Rail operators in the UK have reversed their decision to leave the Interrail pass scheme.
It comes only a day after the initial decision was revealed.
It was announced yesterday that train journeys in England, Scotland and Wales would no longer be covered by the Europe-wide rail passes from next year.
A dispute had broken out between the UK's Rail Delivery Group, which represents British rail operators, and Eurail.
Eurail oversees the operation of both Interrail passes (which cover EU citizens and residents, as well as citizens from countries such as Russia and Iceland) and Eurail passes (which cover non-European citizens).
Eurail pointed to the introduction of a BritRail pass for the decision - suggesting British operators had been working to secure a "competitive position" for their own pass.
The BritRail pass costs around the same as a Europe-wide pass, but only covers England, Scotland and Wales.
The Rail Delivery Group initially claimed Eurail had "decided to end our membership" of the Europe-wide Interrail scheme from 1st January 2020.
It meant only Eurostar journeys between London and Europe would be covered by Interrail passes.
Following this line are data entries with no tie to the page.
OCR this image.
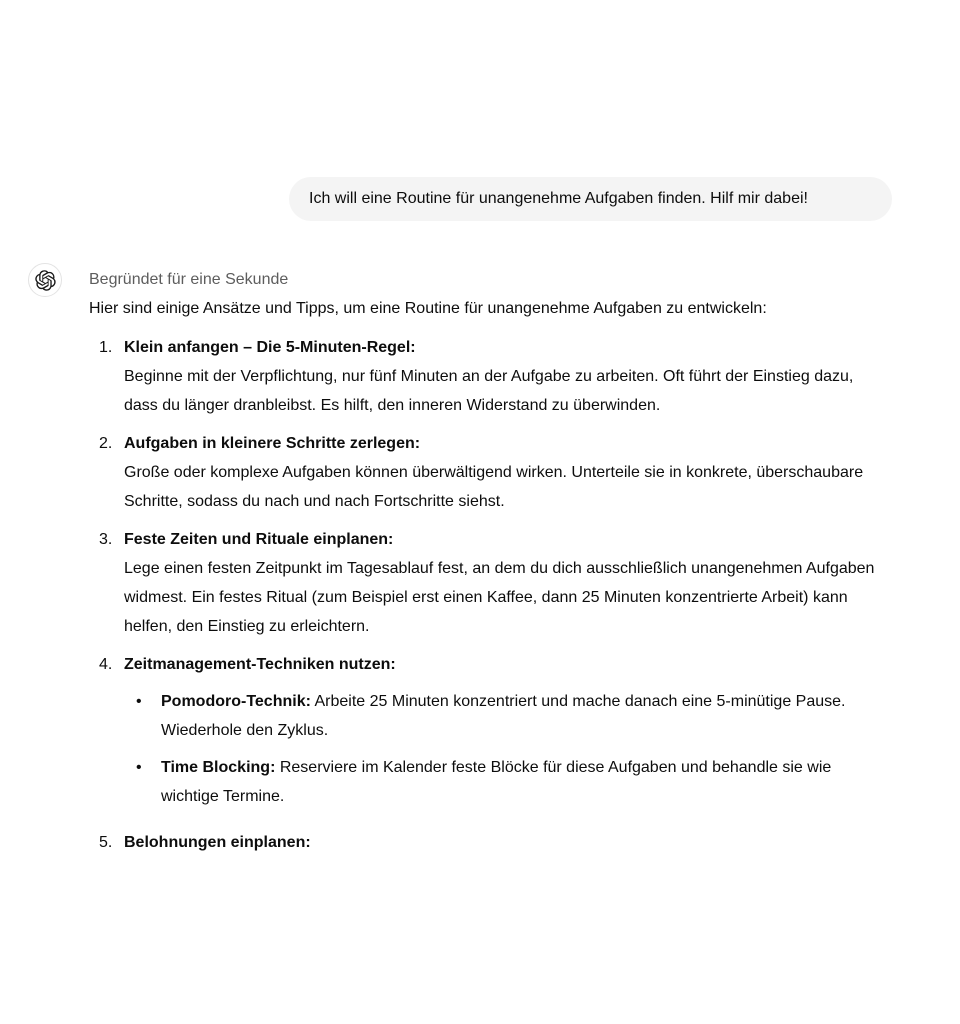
Ich will eine Routine für unangenehme Aufgaben finden. Hilf mir dabei!
Begründet für eine Sekunde

Hier sind einige Ansätze und Tipps, um eine Routine für unangenehme Aufgaben zu entwickeln:

1. Klein anfangen – Die 5-Minuten-Regel:
Beginne mit der Verpflichtung, nur fünf Minuten an der Aufgabe zu arbeiten. Oft führt der Einstieg dazu, dass du länger dranbleibst. Es hilft, den inneren Widerstand zu überwinden.
2. Aufgaben in kleinere Schritte zerlegen:
Große oder komplexe Aufgaben können überwältigend wirken. Unterteile sie in konkrete, überschaubare Schritte, sodass du nach und nach Fortschritte siehst.
3. Feste Zeiten und Rituale einplanen:
Lege einen festen Zeitpunkt im Tagesablauf fest, an dem du dich ausschließlich unangenehmen Aufgaben widmest. Ein festes Ritual (zum Beispiel erst einen Kaffee, dann 25 Minuten konzentrierte Arbeit) kann helfen, den Einstieg zu erleichtern.
4. Zeitmanagement-Techniken nutzen:
•	Pomodoro-Technik: Arbeite 25 Minuten konzentriert und mache danach eine 5-minütige Pause. Wiederhole den Zyklus.
•	Time Blocking: Reserviere im Kalender feste Blöcke für diese Aufgaben und behandle sie wie wichtige Termine.
5. Belohnungen einplanen:
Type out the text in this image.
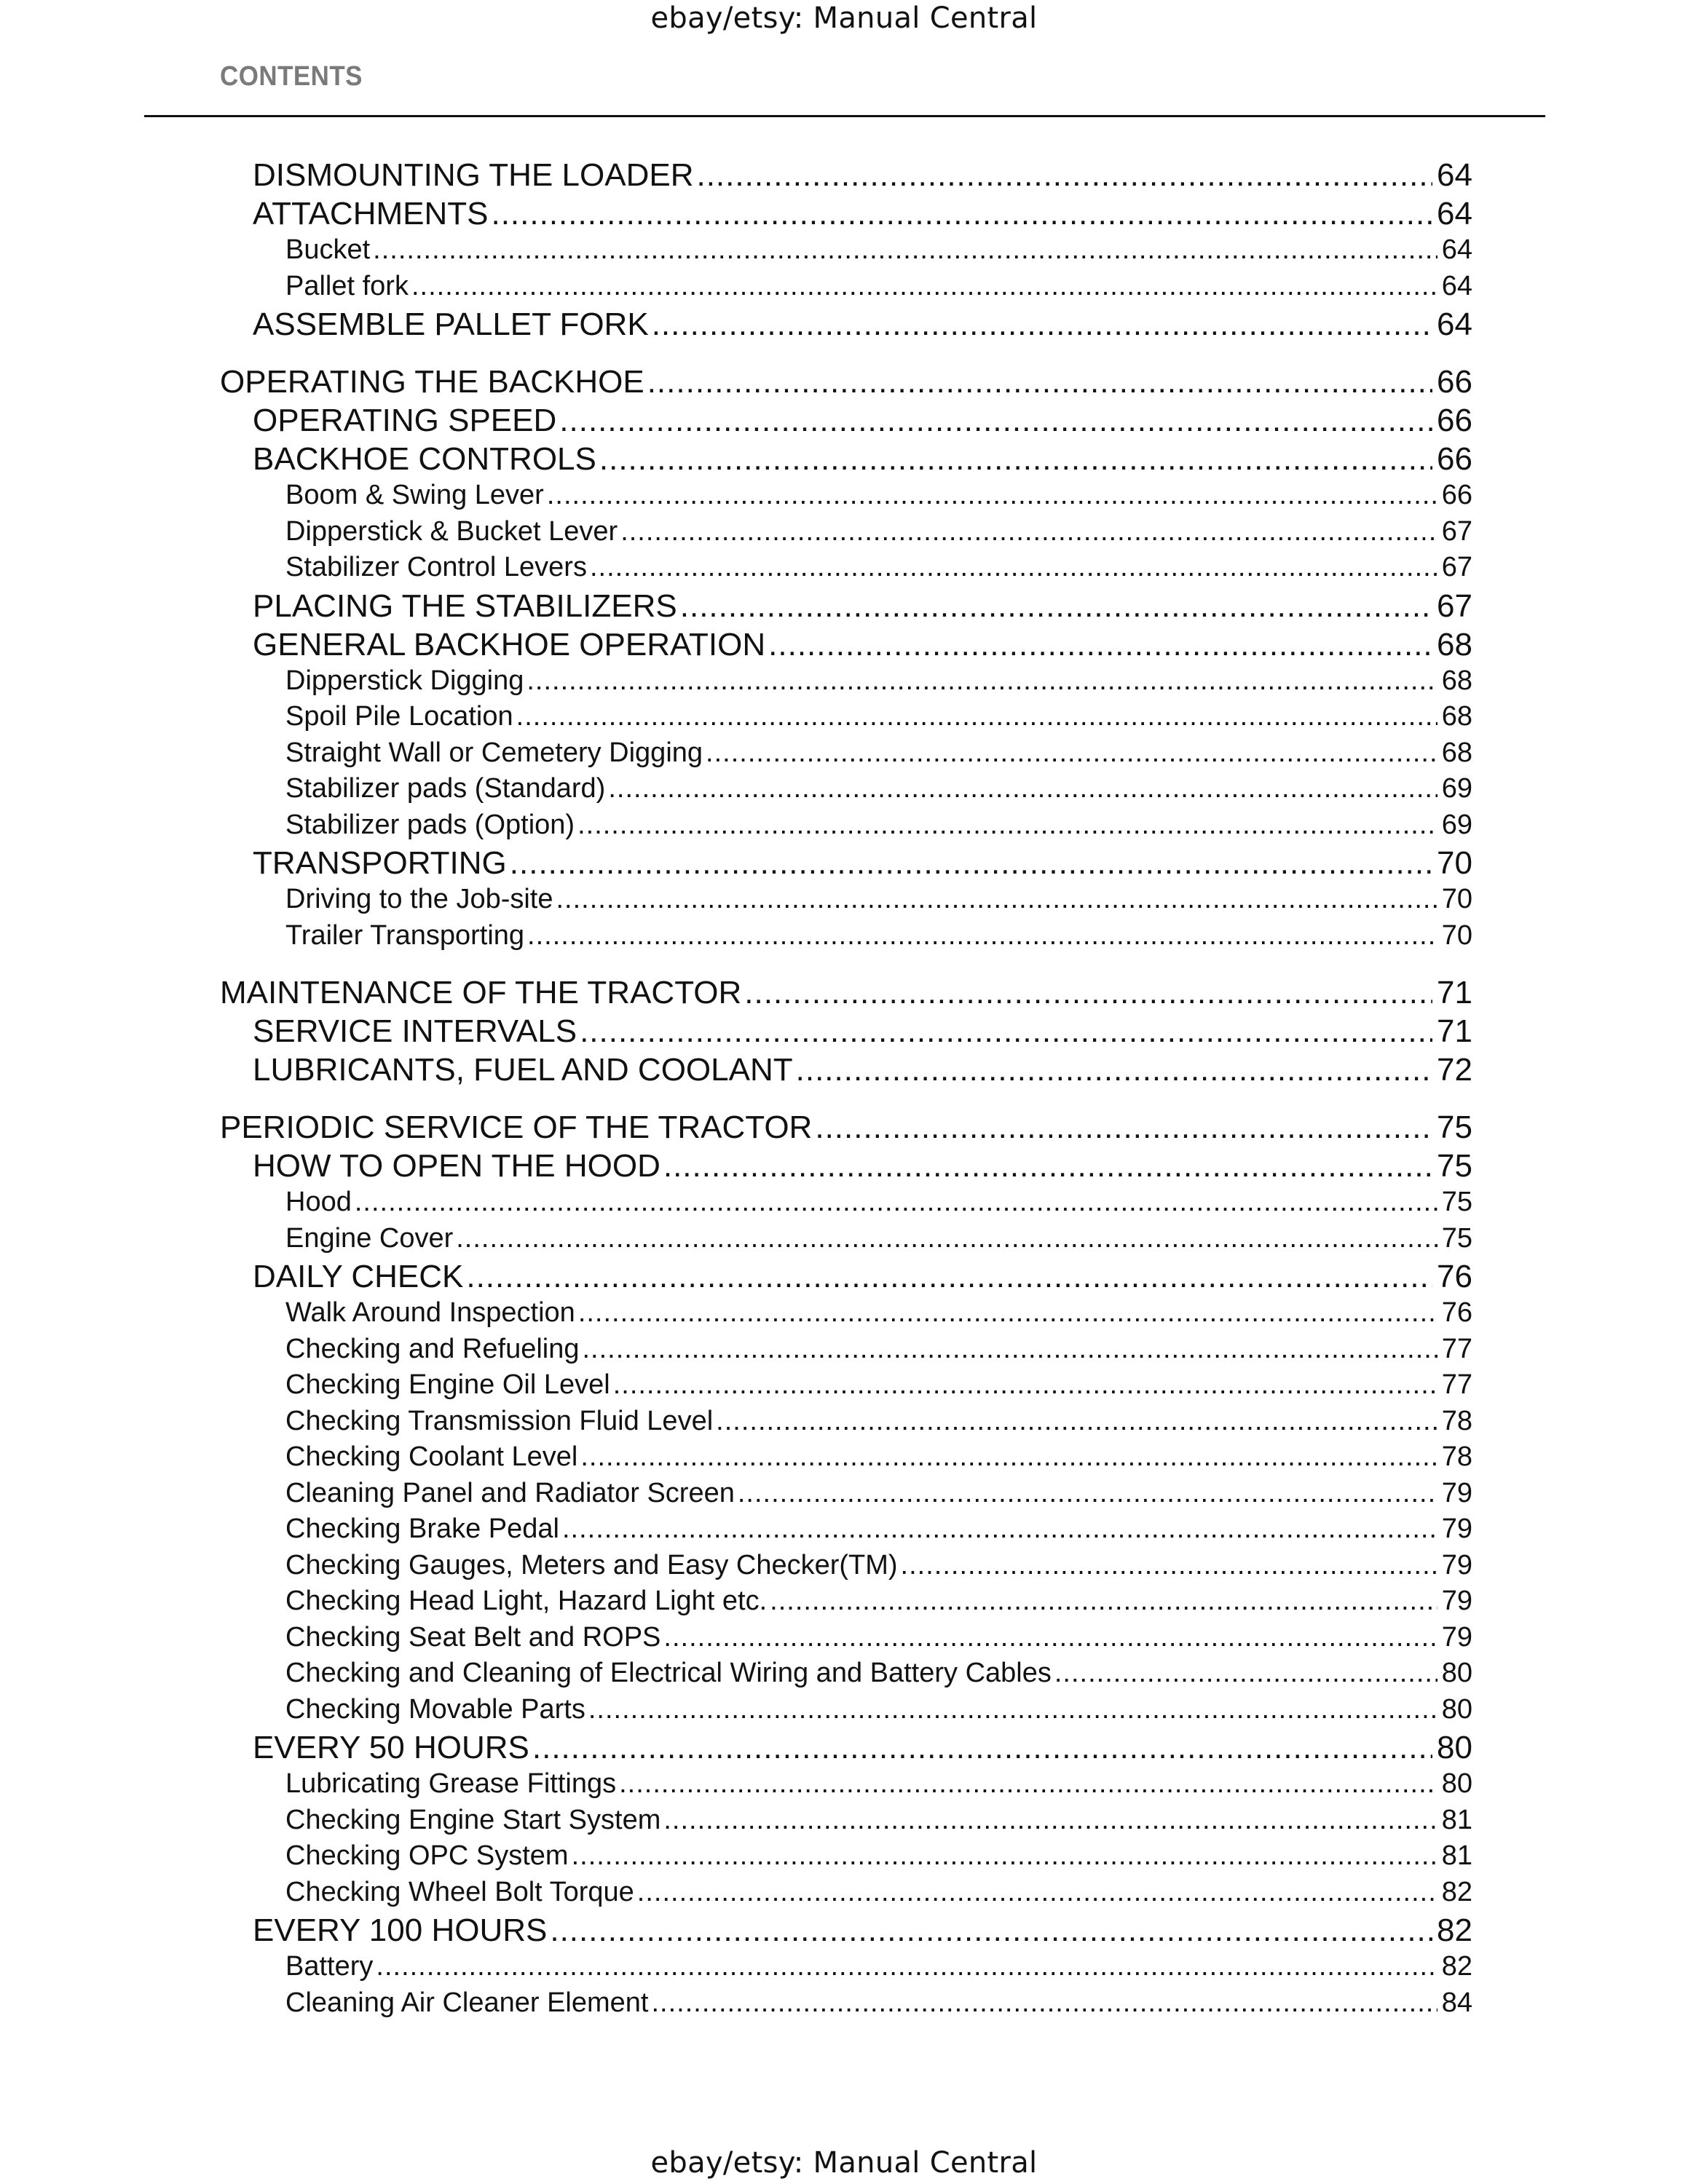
ebay/etsy: Manual Central
CONTENTS
DISMOUNTING THE LOADER .....	64
ATTACHMENTS .....	64
Bucket .....	64
Pallet fork .....	64
ASSEMBLE PALLET FORK .....	64
OPERATING THE BACKHOE .....	66
OPERATING SPEED .....	66
BACKHOE CONTROLS .....	66
Boom & Swing Lever .....	66
Dipperstick & Bucket Lever .....	67
Stabilizer Control Levers .....	67
PLACING THE STABILIZERS .....	67
GENERAL BACKHOE OPERATION .....	68
Dipperstick Digging .....	68
Spoil Pile Location .....	68
Straight Wall or Cemetery Digging .....	68
Stabilizer pads (Standard) .....	69
Stabilizer pads (Option) .....	69
TRANSPORTING .....	70
Driving to the Job-site .....	70
Trailer Transporting .....	70
MAINTENANCE OF THE TRACTOR .....	71
SERVICE INTERVALS .....	71
LUBRICANTS, FUEL AND COOLANT .....	72
PERIODIC SERVICE OF THE TRACTOR .....	75
HOW TO OPEN THE HOOD .....	75
Hood .....	75
Engine Cover .....	75
DAILY CHECK .....	76
Walk Around Inspection .....	76
Checking and Refueling .....	77
Checking Engine Oil Level .....	77
Checking Transmission Fluid Level .....	78
Checking Coolant Level .....	78
Cleaning Panel and Radiator Screen .....	79
Checking Brake Pedal .....	79
Checking Gauges, Meters and Easy Checker(TM) .....	79
Checking Head Light, Hazard Light etc. .....	79
Checking Seat Belt and ROPS .....	79
Checking and Cleaning of Electrical Wiring and Battery Cables .....	80
Checking Movable Parts .....	80
EVERY 50 HOURS .....	80
Lubricating Grease Fittings .....	80
Checking Engine Start System .....	81
Checking OPC System .....	81
Checking Wheel Bolt Torque .....	82
EVERY 100 HOURS .....	82
Battery .....	82
Cleaning Air Cleaner Element .....	84
ebay/etsy: Manual Central
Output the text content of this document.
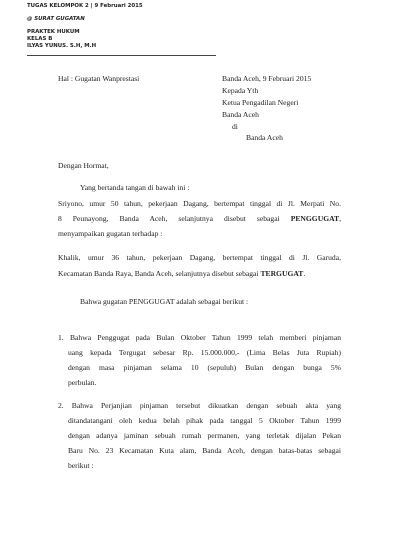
TUGAS KELOMPOK 2 | 9 Februari 2015
@ SURAT GUGATAN
PRAKTEK HUKUM
KELAS B
ILYAS YUNUS. S.H, M.H
Hal : Gugatan Wanprestasi	Banda Aceh, 9 Februari 2015
Kepada Yth
Ketua Pengadilan Negeri
Banda Aceh
di
Banda Aceh
Dengan Hormat,
Yang bertanda tangan di bawah ini :
Sriyono, umur 50 tahun, pekerjaan Dagang, bertempat tinggal di Jl. Merpati No.
8 Peunayong, Banda Aceh, selanjutnya disebut sebagai PENGGUGAT,
menyampaikan gugatan terhadap :
Khalik, umur 36 tahun, pekerjaan Dagang, bertempat tinggal di Jl. Garuda,
Kecamatan Banda Raya, Banda Aceh, selanjutnya disebut sebagai TERGUGAT.
Bahwa gugatan PENGGUGAT adalah sebagai berikut :
1. Bahwa Penggugat pada Bulan Oktober Tahun 1999 telah memberi pinjaman
uang kepada Tergugat sebesar Rp. 15.000.000,- (Lima Belas Juta Rupiah)
dengan masa pinjaman selama 10 (sepuluh) Bulan dengan bunga 5%
perbulan.
2. Bahwa Perjanjian pinjaman tersebut dikuatkan dengan sebuah akta yang
ditandatangani oleh kedua belah pihak pada tanggal 5 Oktober Tahun 1999
dengan adanya jaminan sebuah rumah permanen, yang terletak dijalan Pekan
Baru No. 23 Kecamatan Kuta alam, Banda Aceh, dengan batas-batas sebagai
berikut :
The rail group stressed the decision was not related to Brexit - Interrail is not an EU scheme, and is instead an arrangement between the continents' rail operators.
Yesterday's announcement was widely criticised - with Liberal Democrats MEP Luisa Porritt describing the move as "desperately sad"
Amid the backlash, the British rail group today announced they have now reached a deal allowing the scheme to continue.
In a statement, the Robert Nisbet of the Rail Delivery Group said: "Britain’s train companies never wanted to leave Interrail. Following the strong reaction to news of our departure we and Eurail, the company which runs Interrail, renewed talks.
"We are pleased to be able to tell passengers that we have reached agreement and will be remaining part of both the Interrail and Eurail passes."
Britain’s train companies never wanted to leave Interrail. Following the strong reaction to news of our departure we and Eurail, the company which runs Interrail, renewed talks. pic.twitter.com/HqkM6HZKPA
— Rail Delivery Group (@RailDeliveryGrp) August 8, 2019
The Interrail pass was introduced in 1972, covering most of Europe, and has expanded in the decades since.
It's most popular among young people, but passes are available for people of all ages.
The EU has been trialling offering thousands of free Interrail passes for 18-year-olds.